By BEN THOMASON and BEN MUENCH
A 401(k) plan has long been considered the entryway to investing for retirement. Over time, hard-earned money has been saved, compounded, and grown. But what happens when investors are nearing retirement age, or when it’s time to take the money out?
During this period, doing the right thing for their nest egg is more crucial than ever. Unfortunately, for those plan participants who are approaching retirement, there’s no clear-cut “soft landing” for their 401(k) investments. The accumulation phase — the long road of disciplined savings — now seems like a walk in the park compared to new worries about turning that savings into income in retirement.
As an advisor, this is important not only because it affects your clients, but because it is a topic that is likely going to see a lot of traction in the not-so-distant future. Just a few months ago, Representatives presented the Increasing Access to a Secure Retirement Act (H.R. 1439). This bipartisan piece of legislation “clarifies and strengthens existing rules to make it easier for retirement plan sponsors to provide guaranteed lifetime income products as part of their employee benefits.” According to the Representatives, only about 10% of U.S. retirement plans currently offer guaranteed lifetime income products.
Wanted: A “Nearing” Retirement Strategy
We agree the marketplace needs better strategies and workplace systems when it comes to post-401(k) money management options. However, we also believe the industry needs better strategies during the “nearing-retirement” stage. Unfortunately, many employers don’t have the tools or incentive to assist their employees with this period of time. Many also feel handcuffed as there are no clear cut fiduciary safe harbor protections, similar to the kind offered during accumulation, to encourage employers to start rethinking this near-retirement conundrum. Therefore, plan sponsors generally offer little, if any, help when it comes to managing balances around retirement time. This is a huge opportunity for advisors, as they can assist plan sponsors with bigger picture opportunities, while assisting participants with their individual near-retirement needs.
Introducing the Managed Outcome Plan
A “managed outcome” plan is one solution that could provide a sufficient lead-up to garnering income in one’s retirement years.
Just like with managed investments such as Target Date Funds (TDFs) that are geared towards savings, a managed outcome plan option for those nearing or entering retirement could meet criteria based on a person’s age, years in retirement, and desired lifestyle.
Managed outcome plans seek to achieve specific objectives, such as target returns, risk mitigation, protection of asset values while nearing retirement, and guaranteed levels of income while in retirement with the ability to customize by individual participant designed to meet their own needs.

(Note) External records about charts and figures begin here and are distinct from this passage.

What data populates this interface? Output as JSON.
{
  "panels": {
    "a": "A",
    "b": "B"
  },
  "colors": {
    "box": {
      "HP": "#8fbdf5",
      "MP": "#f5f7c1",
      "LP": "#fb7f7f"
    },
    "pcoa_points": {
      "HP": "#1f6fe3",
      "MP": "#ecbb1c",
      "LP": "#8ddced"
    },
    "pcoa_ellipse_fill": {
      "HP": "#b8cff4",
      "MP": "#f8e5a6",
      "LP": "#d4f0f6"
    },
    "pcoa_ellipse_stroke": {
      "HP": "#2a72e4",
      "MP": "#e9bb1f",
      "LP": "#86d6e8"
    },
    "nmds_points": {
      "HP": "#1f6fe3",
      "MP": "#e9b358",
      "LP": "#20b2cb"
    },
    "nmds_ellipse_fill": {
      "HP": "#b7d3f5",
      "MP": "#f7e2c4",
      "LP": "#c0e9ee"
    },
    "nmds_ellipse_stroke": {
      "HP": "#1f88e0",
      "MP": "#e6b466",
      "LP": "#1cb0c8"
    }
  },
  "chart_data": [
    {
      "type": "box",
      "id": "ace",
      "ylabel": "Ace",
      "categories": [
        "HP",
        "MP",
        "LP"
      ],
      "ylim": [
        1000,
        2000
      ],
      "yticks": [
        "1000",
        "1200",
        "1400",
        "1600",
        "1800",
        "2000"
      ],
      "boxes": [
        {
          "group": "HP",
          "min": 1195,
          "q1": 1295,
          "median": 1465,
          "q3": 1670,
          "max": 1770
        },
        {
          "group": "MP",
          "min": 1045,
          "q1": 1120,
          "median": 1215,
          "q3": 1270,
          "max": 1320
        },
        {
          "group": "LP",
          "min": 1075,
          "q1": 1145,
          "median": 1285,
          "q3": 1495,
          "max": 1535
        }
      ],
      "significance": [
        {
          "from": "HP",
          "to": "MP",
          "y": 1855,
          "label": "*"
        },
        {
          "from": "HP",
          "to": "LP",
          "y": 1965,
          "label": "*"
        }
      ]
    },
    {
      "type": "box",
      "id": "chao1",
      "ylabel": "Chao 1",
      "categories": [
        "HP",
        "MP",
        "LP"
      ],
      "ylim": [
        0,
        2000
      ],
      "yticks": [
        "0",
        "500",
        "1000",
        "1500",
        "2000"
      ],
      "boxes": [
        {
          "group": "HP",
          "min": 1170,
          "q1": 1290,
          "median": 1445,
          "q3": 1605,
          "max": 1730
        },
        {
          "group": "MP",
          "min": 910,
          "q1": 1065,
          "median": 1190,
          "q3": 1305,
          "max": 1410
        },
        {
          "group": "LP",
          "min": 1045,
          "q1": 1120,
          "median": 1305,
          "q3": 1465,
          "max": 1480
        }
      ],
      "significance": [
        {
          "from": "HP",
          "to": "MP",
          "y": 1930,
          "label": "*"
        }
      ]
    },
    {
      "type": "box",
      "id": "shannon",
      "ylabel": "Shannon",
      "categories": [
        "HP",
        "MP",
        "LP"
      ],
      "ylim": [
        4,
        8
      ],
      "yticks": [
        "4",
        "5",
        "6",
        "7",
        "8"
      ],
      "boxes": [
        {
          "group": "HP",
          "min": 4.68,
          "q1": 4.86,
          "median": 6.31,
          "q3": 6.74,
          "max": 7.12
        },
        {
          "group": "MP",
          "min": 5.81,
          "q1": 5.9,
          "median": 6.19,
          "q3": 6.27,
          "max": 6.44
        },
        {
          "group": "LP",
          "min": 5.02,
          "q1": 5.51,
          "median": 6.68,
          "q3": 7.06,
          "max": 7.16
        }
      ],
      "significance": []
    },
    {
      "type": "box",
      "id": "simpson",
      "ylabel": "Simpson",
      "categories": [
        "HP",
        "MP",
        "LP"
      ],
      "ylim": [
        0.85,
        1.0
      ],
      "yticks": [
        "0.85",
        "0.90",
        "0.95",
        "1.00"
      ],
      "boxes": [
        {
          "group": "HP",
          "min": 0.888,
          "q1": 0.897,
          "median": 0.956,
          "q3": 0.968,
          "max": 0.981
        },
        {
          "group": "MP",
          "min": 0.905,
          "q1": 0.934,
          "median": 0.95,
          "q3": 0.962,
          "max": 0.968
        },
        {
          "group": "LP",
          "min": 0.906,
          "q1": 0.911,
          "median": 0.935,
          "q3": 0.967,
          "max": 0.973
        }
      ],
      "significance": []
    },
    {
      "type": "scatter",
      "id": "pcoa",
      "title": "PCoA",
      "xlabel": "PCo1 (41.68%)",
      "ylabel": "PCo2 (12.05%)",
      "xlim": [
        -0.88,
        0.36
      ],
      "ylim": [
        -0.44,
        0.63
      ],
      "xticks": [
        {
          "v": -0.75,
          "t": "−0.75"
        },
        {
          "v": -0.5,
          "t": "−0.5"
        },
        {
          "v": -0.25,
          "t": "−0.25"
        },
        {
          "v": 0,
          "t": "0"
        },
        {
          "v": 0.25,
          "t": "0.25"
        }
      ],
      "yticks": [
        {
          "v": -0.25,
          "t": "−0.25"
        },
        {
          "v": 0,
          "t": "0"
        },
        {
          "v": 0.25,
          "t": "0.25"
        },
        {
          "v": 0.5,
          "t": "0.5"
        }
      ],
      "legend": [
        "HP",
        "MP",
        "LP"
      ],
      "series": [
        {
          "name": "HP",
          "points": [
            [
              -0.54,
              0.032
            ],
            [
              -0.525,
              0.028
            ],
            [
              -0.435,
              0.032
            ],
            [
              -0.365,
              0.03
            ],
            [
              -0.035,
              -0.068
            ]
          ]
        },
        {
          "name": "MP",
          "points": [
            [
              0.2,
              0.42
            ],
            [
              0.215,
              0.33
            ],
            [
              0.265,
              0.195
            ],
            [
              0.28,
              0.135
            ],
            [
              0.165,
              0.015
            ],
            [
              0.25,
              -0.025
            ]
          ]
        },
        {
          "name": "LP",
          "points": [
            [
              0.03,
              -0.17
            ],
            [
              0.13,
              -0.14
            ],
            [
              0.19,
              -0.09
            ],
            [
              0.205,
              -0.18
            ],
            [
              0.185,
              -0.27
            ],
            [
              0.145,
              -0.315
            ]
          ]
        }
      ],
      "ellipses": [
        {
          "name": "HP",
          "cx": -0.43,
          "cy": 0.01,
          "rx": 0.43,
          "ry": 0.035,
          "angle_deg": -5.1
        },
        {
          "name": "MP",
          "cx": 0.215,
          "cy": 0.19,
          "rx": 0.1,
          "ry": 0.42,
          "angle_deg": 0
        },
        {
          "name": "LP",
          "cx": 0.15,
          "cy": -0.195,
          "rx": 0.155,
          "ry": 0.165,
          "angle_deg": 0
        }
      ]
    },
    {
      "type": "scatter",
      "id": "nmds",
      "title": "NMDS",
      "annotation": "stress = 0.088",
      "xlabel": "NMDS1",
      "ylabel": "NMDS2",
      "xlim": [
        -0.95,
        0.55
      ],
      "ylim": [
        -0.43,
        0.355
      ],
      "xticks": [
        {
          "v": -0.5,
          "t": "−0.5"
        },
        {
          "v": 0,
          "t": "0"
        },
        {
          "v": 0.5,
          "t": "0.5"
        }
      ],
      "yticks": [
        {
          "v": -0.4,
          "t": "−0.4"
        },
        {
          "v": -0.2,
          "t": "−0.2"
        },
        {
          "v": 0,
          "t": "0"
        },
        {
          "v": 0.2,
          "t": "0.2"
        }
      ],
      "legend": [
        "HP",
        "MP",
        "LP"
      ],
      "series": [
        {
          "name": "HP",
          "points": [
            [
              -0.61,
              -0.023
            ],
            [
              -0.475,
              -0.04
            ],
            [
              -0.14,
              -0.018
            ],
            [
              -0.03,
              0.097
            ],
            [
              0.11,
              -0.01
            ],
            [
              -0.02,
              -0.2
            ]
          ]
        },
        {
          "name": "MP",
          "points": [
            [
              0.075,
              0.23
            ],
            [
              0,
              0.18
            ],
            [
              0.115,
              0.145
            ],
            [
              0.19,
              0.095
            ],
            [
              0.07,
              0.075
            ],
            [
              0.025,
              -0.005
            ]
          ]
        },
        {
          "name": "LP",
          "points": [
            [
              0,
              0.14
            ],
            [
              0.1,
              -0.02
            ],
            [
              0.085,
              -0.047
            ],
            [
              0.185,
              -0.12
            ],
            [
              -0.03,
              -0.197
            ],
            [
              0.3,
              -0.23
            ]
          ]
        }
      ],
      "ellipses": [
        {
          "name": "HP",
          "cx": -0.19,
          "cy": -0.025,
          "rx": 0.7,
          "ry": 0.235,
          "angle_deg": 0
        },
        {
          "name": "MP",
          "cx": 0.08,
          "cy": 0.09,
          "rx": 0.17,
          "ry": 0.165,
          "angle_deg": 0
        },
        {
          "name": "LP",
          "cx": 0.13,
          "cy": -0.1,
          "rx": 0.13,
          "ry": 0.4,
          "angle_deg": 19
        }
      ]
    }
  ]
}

Worthy Mention: The “Negative” Enrollment Option
Another possible solution could be to offer a “reverse” enrollment option for those nearing retirement. Under this option, some percentage of current funds and future contributions would be automatically invested in managed outcome plans geared towards protecting the accumulation that has been built while still offering the potential upside of market participation and the benefits this can provide to avoid sequence of returns risk. This is the risk to sustain a fixed standard of retirement income if the investment portfolio experiences large negative returns near retirement. And, plans could be tailored to include an auto-enroll function rather than wait on the participant to choose. Analysis Paralysis shows that when presented with a confusing option versus doing nothing at all, most will often do nothing; this behavior could jeopardize a participant’s retirement savings and future income.
Employers Can Get Onboard
One overriding solution is to provide employers with a level of fiduciary protection in providing these solutions. For example, fiduciary relief could be extended to sponsors if they offer auto-enrollment systems like the ones we find in the accumulation phase. Participants could elect for plan managers to oversee a certain percentage of their 401(k) balances via a managed outcome solution; plan sponsors may like this option, too, as it absolves them of certain fiduciary obligations.

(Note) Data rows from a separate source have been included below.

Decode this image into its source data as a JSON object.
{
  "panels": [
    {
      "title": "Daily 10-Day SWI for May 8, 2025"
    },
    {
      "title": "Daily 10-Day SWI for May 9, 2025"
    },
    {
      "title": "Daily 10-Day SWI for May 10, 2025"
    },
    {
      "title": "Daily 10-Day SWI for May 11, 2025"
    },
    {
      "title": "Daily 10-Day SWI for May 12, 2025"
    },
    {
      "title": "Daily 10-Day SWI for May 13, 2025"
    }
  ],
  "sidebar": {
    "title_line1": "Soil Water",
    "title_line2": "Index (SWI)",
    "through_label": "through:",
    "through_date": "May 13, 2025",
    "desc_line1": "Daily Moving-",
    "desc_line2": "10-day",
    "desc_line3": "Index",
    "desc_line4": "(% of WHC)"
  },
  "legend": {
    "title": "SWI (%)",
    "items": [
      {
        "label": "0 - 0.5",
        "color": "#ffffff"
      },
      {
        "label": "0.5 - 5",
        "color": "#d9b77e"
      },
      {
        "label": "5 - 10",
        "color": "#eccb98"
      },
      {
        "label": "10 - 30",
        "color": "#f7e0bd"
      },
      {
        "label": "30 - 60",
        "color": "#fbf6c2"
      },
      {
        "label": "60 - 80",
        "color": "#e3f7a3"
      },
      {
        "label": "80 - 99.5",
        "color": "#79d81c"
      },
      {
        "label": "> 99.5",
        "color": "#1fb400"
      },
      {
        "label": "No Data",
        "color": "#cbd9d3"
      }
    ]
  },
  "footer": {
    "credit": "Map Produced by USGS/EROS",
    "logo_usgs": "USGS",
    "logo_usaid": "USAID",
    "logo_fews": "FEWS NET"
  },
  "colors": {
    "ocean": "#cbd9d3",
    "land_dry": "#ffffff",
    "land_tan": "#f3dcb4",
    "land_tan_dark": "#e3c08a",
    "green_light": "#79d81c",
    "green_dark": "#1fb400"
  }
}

Plan sponsor protection, in addition to participant guidance, would focus on participants’ options based on their time until retirement and could help them make better choices when it comes to spending and earning during those years.

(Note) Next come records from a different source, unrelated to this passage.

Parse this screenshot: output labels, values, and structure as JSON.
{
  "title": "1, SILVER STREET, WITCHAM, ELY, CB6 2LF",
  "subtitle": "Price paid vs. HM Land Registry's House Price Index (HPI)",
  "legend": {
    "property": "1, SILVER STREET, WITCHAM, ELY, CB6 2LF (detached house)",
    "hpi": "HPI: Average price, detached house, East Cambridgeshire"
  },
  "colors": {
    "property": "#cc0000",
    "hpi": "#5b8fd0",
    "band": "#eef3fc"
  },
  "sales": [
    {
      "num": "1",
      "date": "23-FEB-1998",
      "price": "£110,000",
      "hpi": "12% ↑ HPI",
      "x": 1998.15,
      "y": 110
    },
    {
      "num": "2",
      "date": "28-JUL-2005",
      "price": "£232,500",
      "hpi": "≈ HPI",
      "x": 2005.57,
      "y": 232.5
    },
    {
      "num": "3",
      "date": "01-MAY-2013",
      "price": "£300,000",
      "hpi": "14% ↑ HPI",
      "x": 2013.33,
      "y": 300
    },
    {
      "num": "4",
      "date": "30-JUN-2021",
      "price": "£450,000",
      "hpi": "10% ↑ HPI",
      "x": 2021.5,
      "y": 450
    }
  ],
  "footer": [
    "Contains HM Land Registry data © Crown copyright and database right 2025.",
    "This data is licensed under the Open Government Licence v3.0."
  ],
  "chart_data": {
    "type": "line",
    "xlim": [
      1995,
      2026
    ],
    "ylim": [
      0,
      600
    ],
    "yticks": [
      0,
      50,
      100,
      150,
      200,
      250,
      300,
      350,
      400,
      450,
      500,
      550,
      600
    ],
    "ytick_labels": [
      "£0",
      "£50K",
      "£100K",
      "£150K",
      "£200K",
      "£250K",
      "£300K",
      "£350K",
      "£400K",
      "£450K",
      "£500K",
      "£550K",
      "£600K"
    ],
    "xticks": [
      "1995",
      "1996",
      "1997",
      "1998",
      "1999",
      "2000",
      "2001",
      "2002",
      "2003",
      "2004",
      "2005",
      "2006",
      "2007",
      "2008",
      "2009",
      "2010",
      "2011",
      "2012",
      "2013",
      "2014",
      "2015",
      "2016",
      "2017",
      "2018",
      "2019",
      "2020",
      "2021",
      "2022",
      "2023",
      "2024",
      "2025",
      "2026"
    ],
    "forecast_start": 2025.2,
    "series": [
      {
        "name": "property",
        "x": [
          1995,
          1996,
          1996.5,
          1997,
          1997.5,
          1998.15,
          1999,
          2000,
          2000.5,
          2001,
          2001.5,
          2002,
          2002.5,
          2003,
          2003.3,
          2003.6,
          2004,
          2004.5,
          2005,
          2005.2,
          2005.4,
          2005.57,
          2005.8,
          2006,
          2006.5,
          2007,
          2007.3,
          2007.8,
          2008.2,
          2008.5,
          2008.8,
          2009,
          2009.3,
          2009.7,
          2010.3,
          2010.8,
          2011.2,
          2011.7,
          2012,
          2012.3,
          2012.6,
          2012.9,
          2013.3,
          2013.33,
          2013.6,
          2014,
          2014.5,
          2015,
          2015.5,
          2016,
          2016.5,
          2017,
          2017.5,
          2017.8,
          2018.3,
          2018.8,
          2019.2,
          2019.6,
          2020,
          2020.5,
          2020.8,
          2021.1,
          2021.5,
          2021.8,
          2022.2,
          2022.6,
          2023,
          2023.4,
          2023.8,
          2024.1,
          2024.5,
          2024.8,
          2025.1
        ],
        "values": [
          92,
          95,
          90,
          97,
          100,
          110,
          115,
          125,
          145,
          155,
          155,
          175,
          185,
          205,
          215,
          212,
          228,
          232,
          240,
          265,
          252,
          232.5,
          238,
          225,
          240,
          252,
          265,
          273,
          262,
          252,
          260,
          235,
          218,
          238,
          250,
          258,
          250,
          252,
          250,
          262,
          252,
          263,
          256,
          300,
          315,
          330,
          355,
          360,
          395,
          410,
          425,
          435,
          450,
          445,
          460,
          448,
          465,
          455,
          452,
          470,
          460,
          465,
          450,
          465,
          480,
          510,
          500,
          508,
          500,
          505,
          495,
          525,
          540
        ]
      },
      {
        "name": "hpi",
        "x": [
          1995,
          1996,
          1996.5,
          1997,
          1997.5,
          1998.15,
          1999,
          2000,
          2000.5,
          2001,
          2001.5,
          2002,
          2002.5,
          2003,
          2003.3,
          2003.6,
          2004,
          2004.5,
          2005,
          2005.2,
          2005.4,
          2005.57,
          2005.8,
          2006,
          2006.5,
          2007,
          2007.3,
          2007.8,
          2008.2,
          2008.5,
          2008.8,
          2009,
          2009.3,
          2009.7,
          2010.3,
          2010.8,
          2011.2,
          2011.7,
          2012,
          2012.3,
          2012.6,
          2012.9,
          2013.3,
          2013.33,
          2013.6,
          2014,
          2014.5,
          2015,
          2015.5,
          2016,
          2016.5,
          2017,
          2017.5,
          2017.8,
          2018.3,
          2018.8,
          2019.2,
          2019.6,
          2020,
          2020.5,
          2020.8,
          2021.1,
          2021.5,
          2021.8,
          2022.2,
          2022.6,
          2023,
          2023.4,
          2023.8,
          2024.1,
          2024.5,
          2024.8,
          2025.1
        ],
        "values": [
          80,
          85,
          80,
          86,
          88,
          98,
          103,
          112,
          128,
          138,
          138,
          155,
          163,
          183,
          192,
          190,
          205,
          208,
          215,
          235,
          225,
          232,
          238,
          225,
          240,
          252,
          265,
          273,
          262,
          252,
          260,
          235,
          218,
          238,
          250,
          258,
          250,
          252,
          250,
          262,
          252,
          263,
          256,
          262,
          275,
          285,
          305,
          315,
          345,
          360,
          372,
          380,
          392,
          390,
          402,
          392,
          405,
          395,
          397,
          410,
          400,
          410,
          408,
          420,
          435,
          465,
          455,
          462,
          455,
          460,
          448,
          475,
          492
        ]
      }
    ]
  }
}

Congress Can Get Involved, Too
These solutions won’t be mandatory unless advisors, retirement plan providers, plan sponsors, record keepers, and investors demand more choices and opportunities to better manage their 401(k) funds in retirement. And what better way to enforce the solutions that are available to the majority of investors than by making it law?
Back in 1978, Congress passed the Revenue Act, which created the ability for employees to avoid being taxed on deferred compensation. Since then, Congress also passed the Pension Protection Act in 2006 to ensure that employees receive their full pension payouts.
Now, it’s time for Congress to enact rules that can assist individuals as they transition their 401(k) assets into retirement.
According to AARP, from now until 2030, an estimated 10,000 baby boomers will reach retirement age every day — that’s seven baby boomers hitting age 65 per minute. They must be prepared to make the critical transition from accumulating assets to withdrawing them. And those withdrawn funds may need to last for ten, 20, or even 30 or more years. As an advisor, many of these baby boomers will be turning to you which is why it’s important to acquaint yourself with the strategies and costs of these products, as well as upcoming legislation that could provide lift during this pivotal time.
It is also important to think about the strategies that would benefit your clients. Our industry — including investment companies, insurance companies, financial professionals, plan sponsors, and regulators — must help create more sound withdrawal strategies to match our retirement strategies. Managed outcome plans and negative enrollment options can be simple, practical ways to help participants manage withdrawals and prepare for their lives beyond retirement.